2013 etwa trafen sich Abgesandte aus den USA und Iran dort mehr als ein Mal zu geheimen Verhandlungsrunden. Diese führten im November desselben Jahres schließlich zur Unterzeichnung eines Übergangsabkommens in der strittigen Atomfrage.
Darin verpflichtete sich Iran, sein Nuklearprogramm für sechs Monate einzufrieren. Die Vereinbarung ebnete den Weg für den 2015 verabschiedeten Atomdeal, den US-Präsident Donald Trump in diesem Jahr einseitig aufkündigte.
Auch im Syrienkonflikt schlägt sich Oman auf keine Seite. Das Sultanat ist einer der wenigen arabischen Staaten, die ihre diplomatischen Beziehungen zum Regime von Baschar al-Assad nicht abgebrochen haben.

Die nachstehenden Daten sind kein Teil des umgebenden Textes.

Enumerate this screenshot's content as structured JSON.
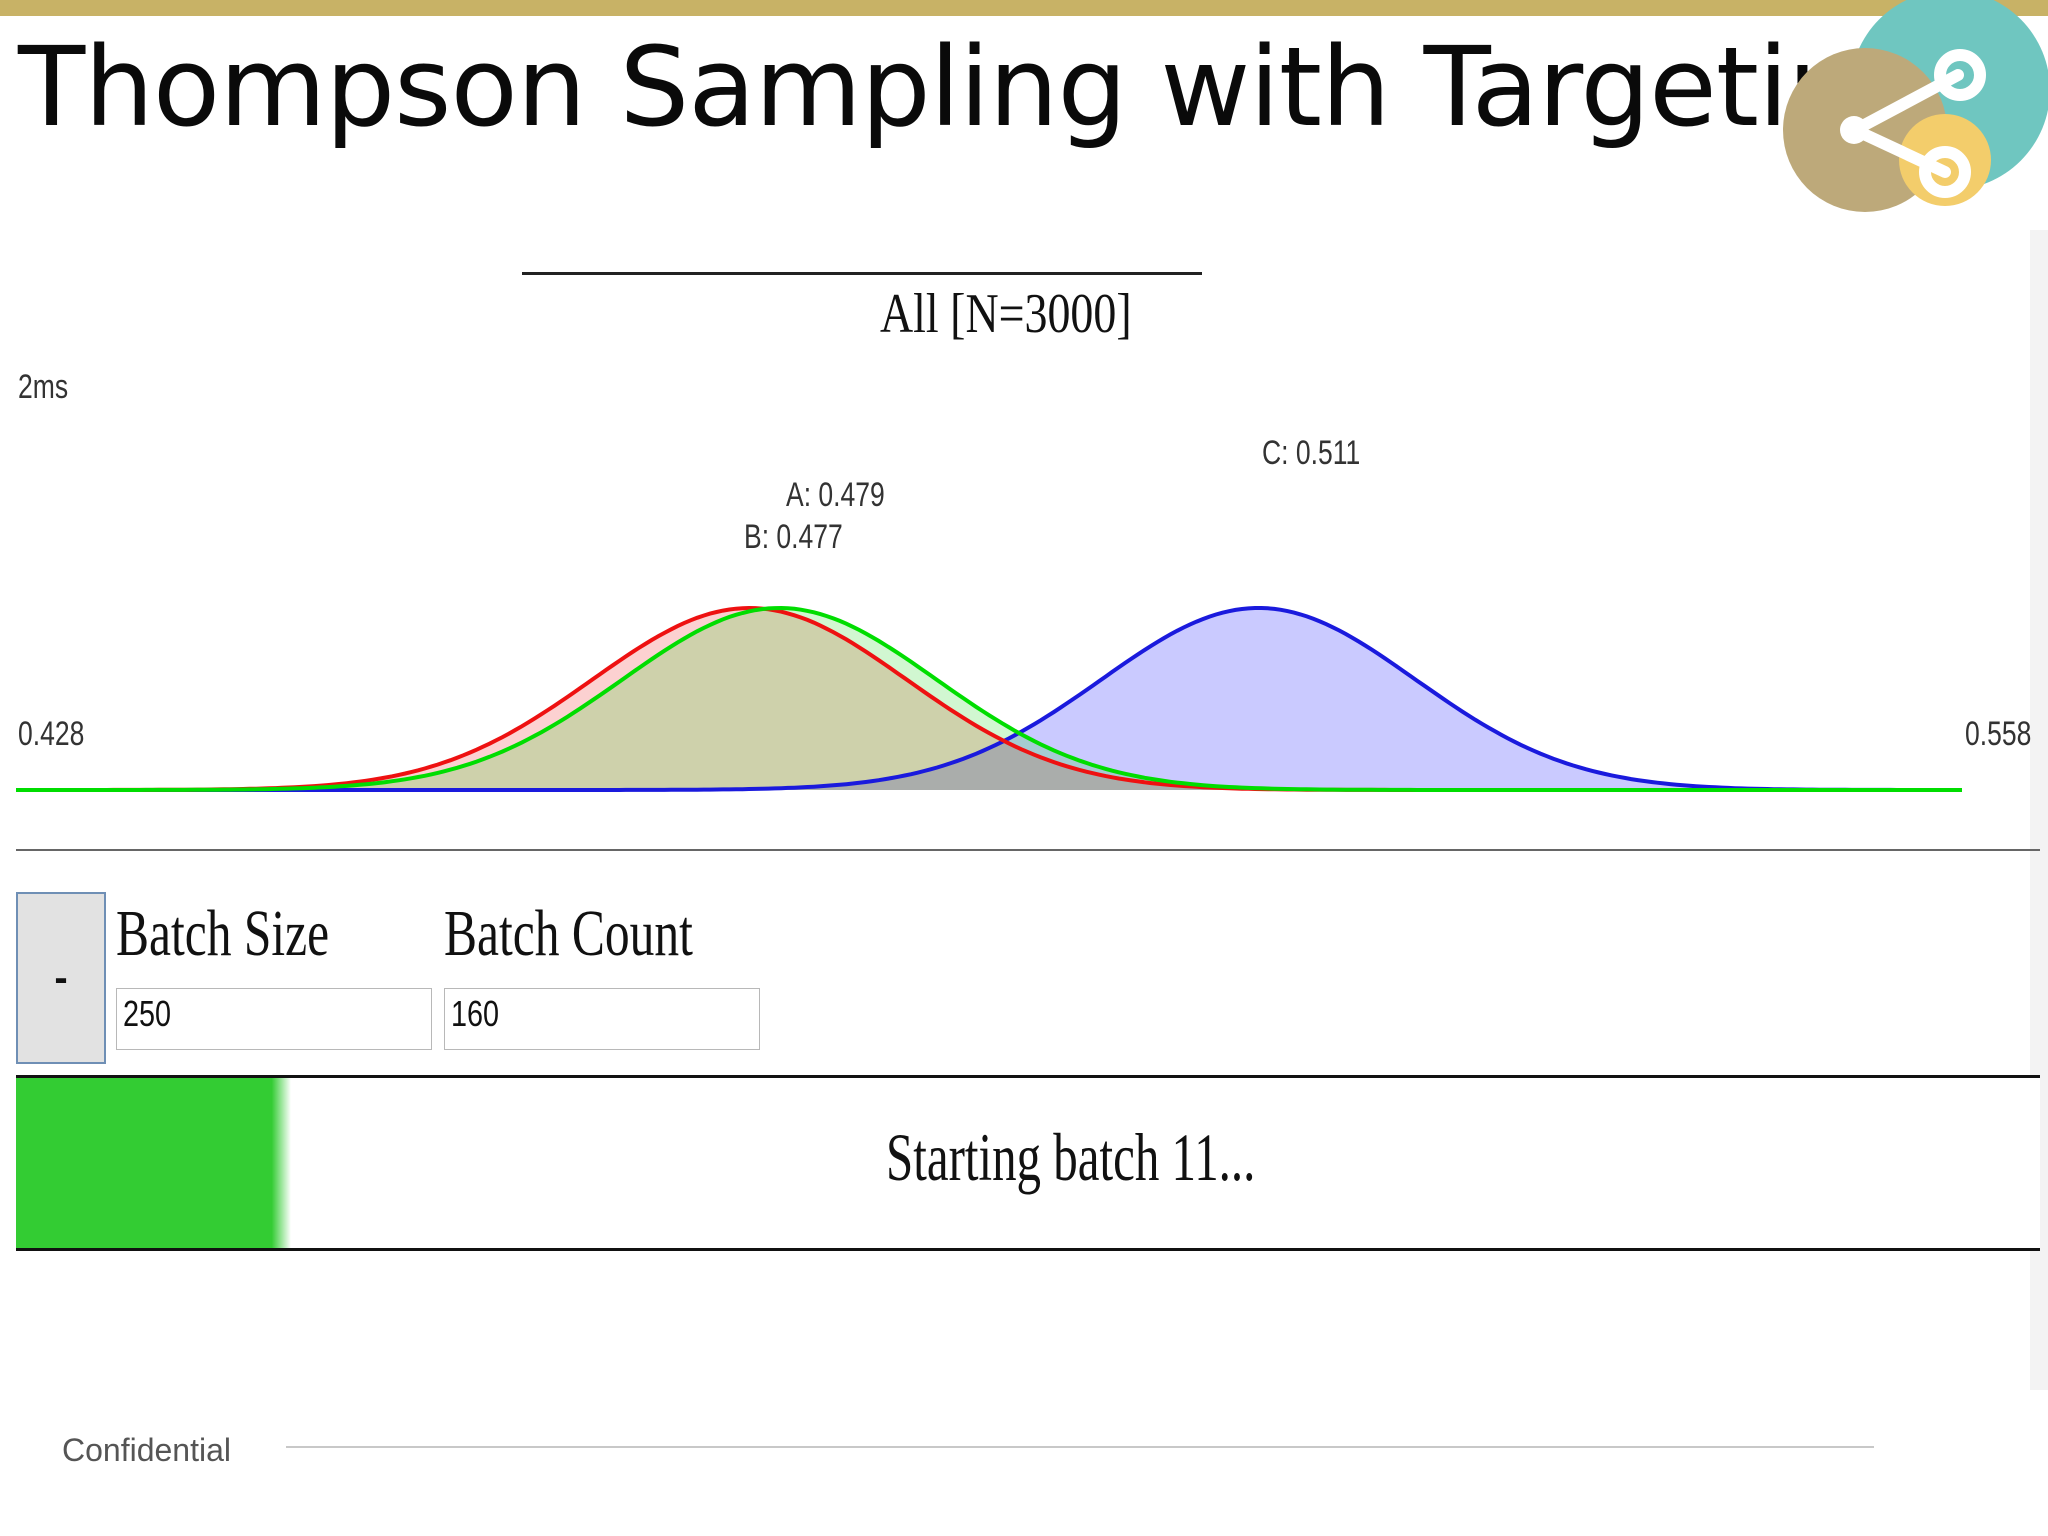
{
  "slide": {
    "title": "Thompson Sampling with Targeting",
    "footer": "Confidential",
    "accent": "#c8b266"
  },
  "chart": {
    "title": "All [N=3000]",
    "y_label": "2ms",
    "x_min_label": "0.428",
    "x_max_label": "0.558",
    "annotations": {
      "a": "A: 0.479",
      "b": "B: 0.477",
      "c": "C: 0.511"
    }
  },
  "controls": {
    "minus_label": "-",
    "batch_size_label": "Batch Size",
    "batch_size_value": "250",
    "batch_count_label": "Batch Count",
    "batch_count_value": "160"
  },
  "progress": {
    "fraction": 0.127,
    "status": "Starting batch 11...",
    "color": "#33cc33"
  },
  "chart_data": {
    "type": "area",
    "xlim": [
      0.428,
      0.558
    ],
    "x_unit_label": "",
    "series": [
      {
        "name": "A",
        "mean": 0.479,
        "sd": 0.0105,
        "stroke": "#00dd00",
        "fill": "rgba(0,210,0,0.18)"
      },
      {
        "name": "B",
        "mean": 0.477,
        "sd": 0.0105,
        "stroke": "#ee1111",
        "fill": "rgba(240,0,0,0.18)"
      },
      {
        "name": "C",
        "mean": 0.511,
        "sd": 0.0105,
        "stroke": "#1a1add",
        "fill": "rgba(80,80,255,0.30)"
      }
    ],
    "labels": [
      "A: 0.479",
      "B: 0.477",
      "C: 0.511"
    ],
    "grid": false,
    "legend": "none"
  }
}
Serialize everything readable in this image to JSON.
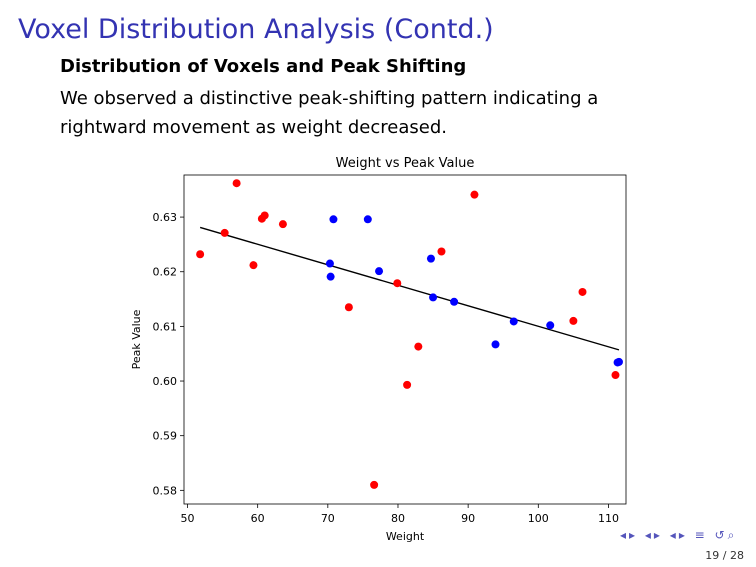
{
  "slide": {
    "title": "Voxel Distribution Analysis (Contd.)",
    "block_title": "Distribution of Voxels and Peak Shifting",
    "body_text": "We observed a distinctive peak-shifting pattern indicating a rightward movement as weight decreased.",
    "page_indicator": "19 / 28"
  },
  "navigation": {
    "icons": [
      "prev-frame-icon",
      "next-frame-icon",
      "prev-section-icon",
      "next-section-icon",
      "prev-subsection-icon",
      "next-subsection-icon",
      "menu-icon",
      "search-icon",
      "back-icon"
    ]
  },
  "colors": {
    "title": "#3333b2",
    "red": "#ff0000",
    "blue": "#0000ff"
  },
  "chart_data": {
    "type": "scatter",
    "title": "Weight vs Peak Value",
    "xlabel": "Weight",
    "ylabel": "Peak Value",
    "xlim": [
      49.5,
      112.5
    ],
    "ylim": [
      0.5775,
      0.6377
    ],
    "xticks": [
      50,
      60,
      70,
      80,
      90,
      100,
      110
    ],
    "yticks": [
      0.58,
      0.59,
      0.6,
      0.61,
      0.62,
      0.63
    ],
    "ytick_labels": [
      "0.58",
      "0.59",
      "0.60",
      "0.61",
      "0.62",
      "0.63"
    ],
    "grid": false,
    "series": [
      {
        "color": "#ff0000",
        "points": [
          [
            51.8,
            0.6232
          ],
          [
            55.3,
            0.6271
          ],
          [
            57.0,
            0.6362
          ],
          [
            59.4,
            0.6212
          ],
          [
            60.6,
            0.6297
          ],
          [
            61.0,
            0.6303
          ],
          [
            63.6,
            0.6287
          ],
          [
            73.0,
            0.6135
          ],
          [
            76.6,
            0.581
          ],
          [
            79.9,
            0.6179
          ],
          [
            81.3,
            0.5993
          ],
          [
            82.9,
            0.6063
          ],
          [
            86.2,
            0.6237
          ],
          [
            90.9,
            0.6341
          ],
          [
            105.0,
            0.611
          ],
          [
            106.3,
            0.6163
          ],
          [
            111.0,
            0.6011
          ]
        ]
      },
      {
        "color": "#0000ff",
        "points": [
          [
            70.3,
            0.6215
          ],
          [
            70.4,
            0.6191
          ],
          [
            70.8,
            0.6296
          ],
          [
            75.7,
            0.6296
          ],
          [
            77.3,
            0.6201
          ],
          [
            84.7,
            0.6224
          ],
          [
            85.0,
            0.6153
          ],
          [
            88.0,
            0.6145
          ],
          [
            93.9,
            0.6067
          ],
          [
            96.5,
            0.6109
          ],
          [
            101.7,
            0.6102
          ],
          [
            111.3,
            0.6034
          ],
          [
            111.5,
            0.6035
          ]
        ]
      }
    ],
    "trendline": [
      [
        51.8,
        0.6281
      ],
      [
        111.5,
        0.6057
      ]
    ]
  }
}
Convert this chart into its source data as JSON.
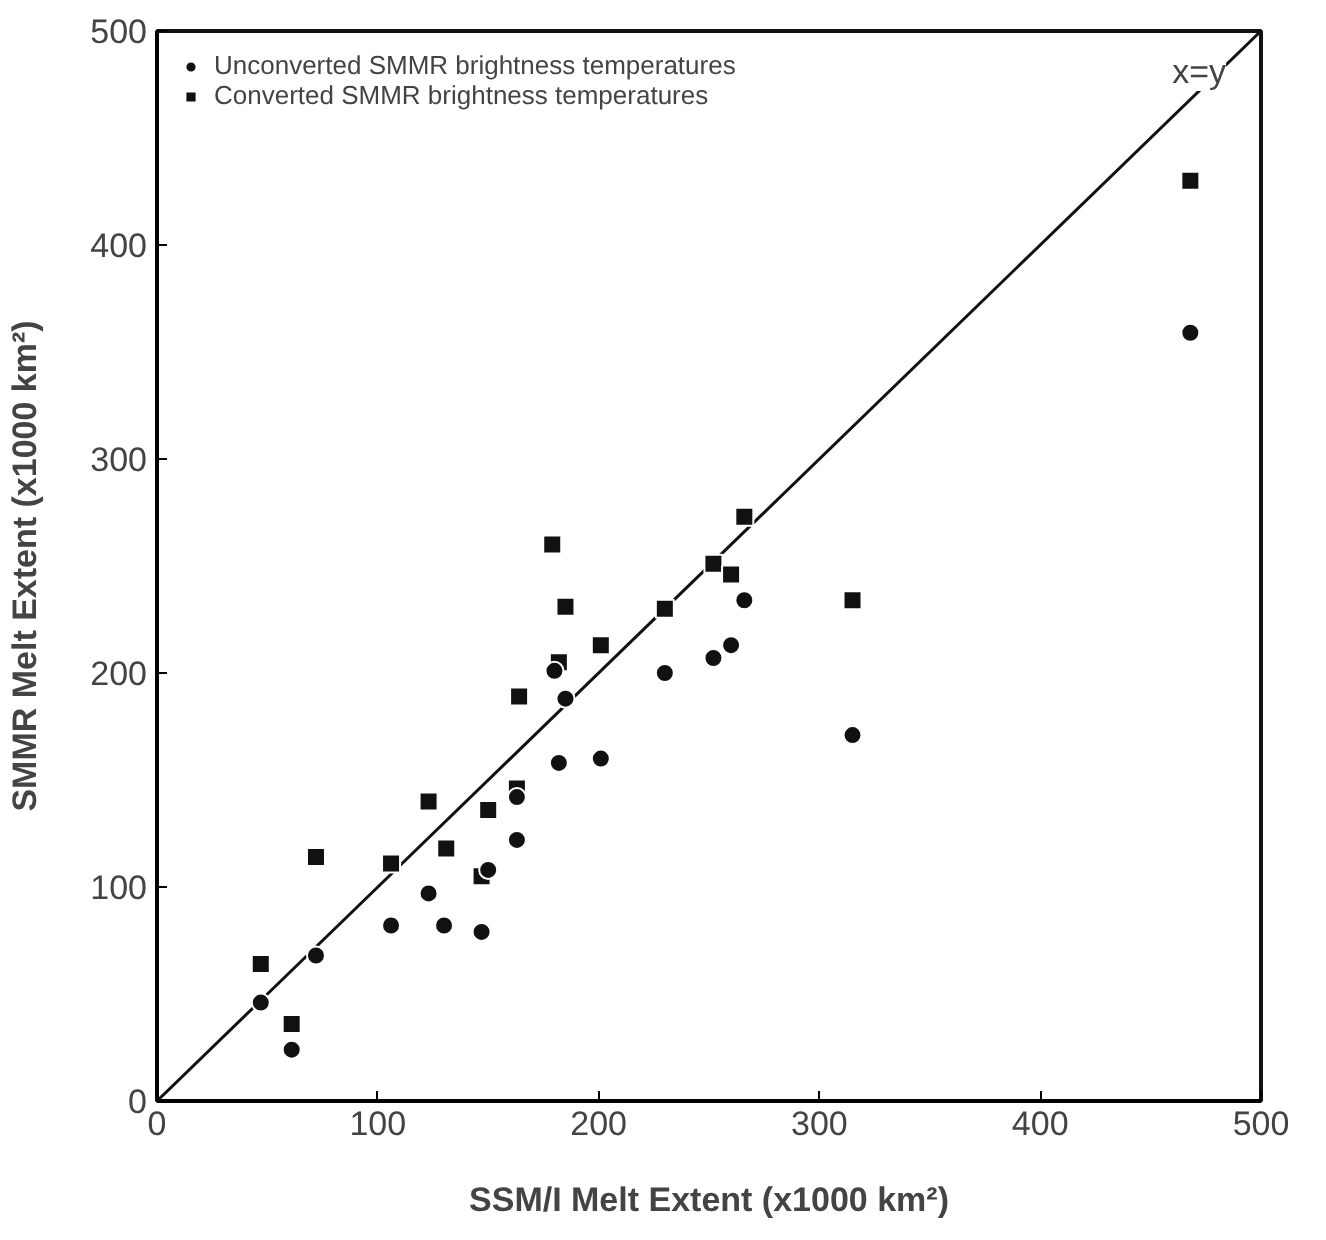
{
  "chart_data": {
    "type": "scatter",
    "xlabel": "SSM/I Melt Extent (x1000 km²)",
    "ylabel": "SMMR Melt Extent (x1000 km²)",
    "xlim": [
      0,
      500
    ],
    "ylim": [
      0,
      500
    ],
    "xticks": [
      0,
      100,
      200,
      300,
      400,
      500
    ],
    "yticks": [
      0,
      100,
      200,
      300,
      400,
      500
    ],
    "grid": false,
    "legend": "top left",
    "series": [
      {
        "name": "Unconverted SMMR brightness temperatures",
        "color": "#111111",
        "marker": "circle",
        "x": [
          47,
          61,
          72,
          106,
          123,
          130,
          147,
          150,
          163,
          163,
          180,
          185,
          182,
          201,
          230,
          252,
          260,
          266,
          315,
          468
        ],
        "values": [
          46,
          24,
          68,
          82,
          97,
          82,
          79,
          108,
          142,
          122,
          201,
          188,
          158,
          160,
          200,
          207,
          213,
          234,
          171,
          359
        ]
      },
      {
        "name": "Converted SMMR brightness temperatures",
        "color": "#111111",
        "marker": "square",
        "x": [
          47,
          61,
          72,
          106,
          123,
          131,
          150,
          147,
          163,
          164,
          179,
          185,
          182,
          201,
          230,
          252,
          260,
          266,
          315,
          468
        ],
        "values": [
          64,
          36,
          114,
          111,
          140,
          118,
          136,
          105,
          146,
          189,
          260,
          231,
          205,
          213,
          230,
          251,
          246,
          273,
          234,
          430
        ]
      },
      {
        "type": "line",
        "color": "#111111",
        "x": [
          0,
          500
        ],
        "values": [
          0,
          500
        ]
      }
    ],
    "annotations": [
      {
        "text": "x=y",
        "x": 472,
        "y": 472
      }
    ]
  }
}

Baschar al-Assad und der omanische Außenminister Yusuf bin Alawi bin Abdullah (Archiv)
Foto: Sana/ dpaIm Oktober 2015 schickte Qabus seinen Außenminister nach Damaskus, um Assad einen Brief des damaligen US-Außenministers John Kerry zu überbringen. Im März dieses Jahres reiste Syriens Außenminister Walid al-Muallim wiederum nach Muskat. Welche Botschaft er dabei übermittelte, drang nicht an die Öffentlichkeit.
Sultan Qabus ist damit derzeit vielleicht der einzige arabische Staatenlenker, der mit allen gut kann.

Oman: Mit ihm können irgendwie alle
Doch dem smarten Sultan werden zuweilen auch die Grenzen aufgezeigt. Besonders deutlich im Jemen. Dort herrscht seit Jahren ein brutaler Bürgerkrieg. Saudi-Arabien und die VAE kämpfen an der Spitze einer multinationalen Militärkoalition gegen die von Iran unterstützte Huthi-Miliz. Die Uno bezeichnet den Konflikt als größte humanitäre Katastrophe der Gegenwart. Seit dem Wochenende sind die Kämpfe um die wichtige Hafenstadt Hudeida wieder aufgeflammt.
Eine Region, die vom Bürgerkrieg hingegen bislang fast verschont wurde, ist al-Marah. Sie grenzt direkt an Oman. Die Menschen auf beiden Seiten der Grenze sind sozial und wirtschaftlich eng miteinander verbunden. Viele Bewohner von al-Marah besitzen sogar die omanische Staatsbürgerschaft und mächtige Stammesführer leben im Sultanat, wie das angesehene "Carnegie Middle East Center" in einem Dossier schreibt.
Oman hat folglich großen Einfluss in diesem Teil des Jemen. Saudi-Arabien und den VAE missfällt das, auch weil sie den Verdacht hegen, dass iranische Waffen über Oman und die Provinz al-Marah an die Huthi-Miliz geliefert wurden. Die Folge: Die Anti-Huthi-Allianz hat im November 2017 Truppen nach al-Marah geschickt und Kontrolle über die dortigen Regierungsanlagen - unter anderem einen Flughafen und zwei Grenzübergänge - übernommen. Die Besatzung hält bist heute an. Oman ist in diesem Fall machtlos.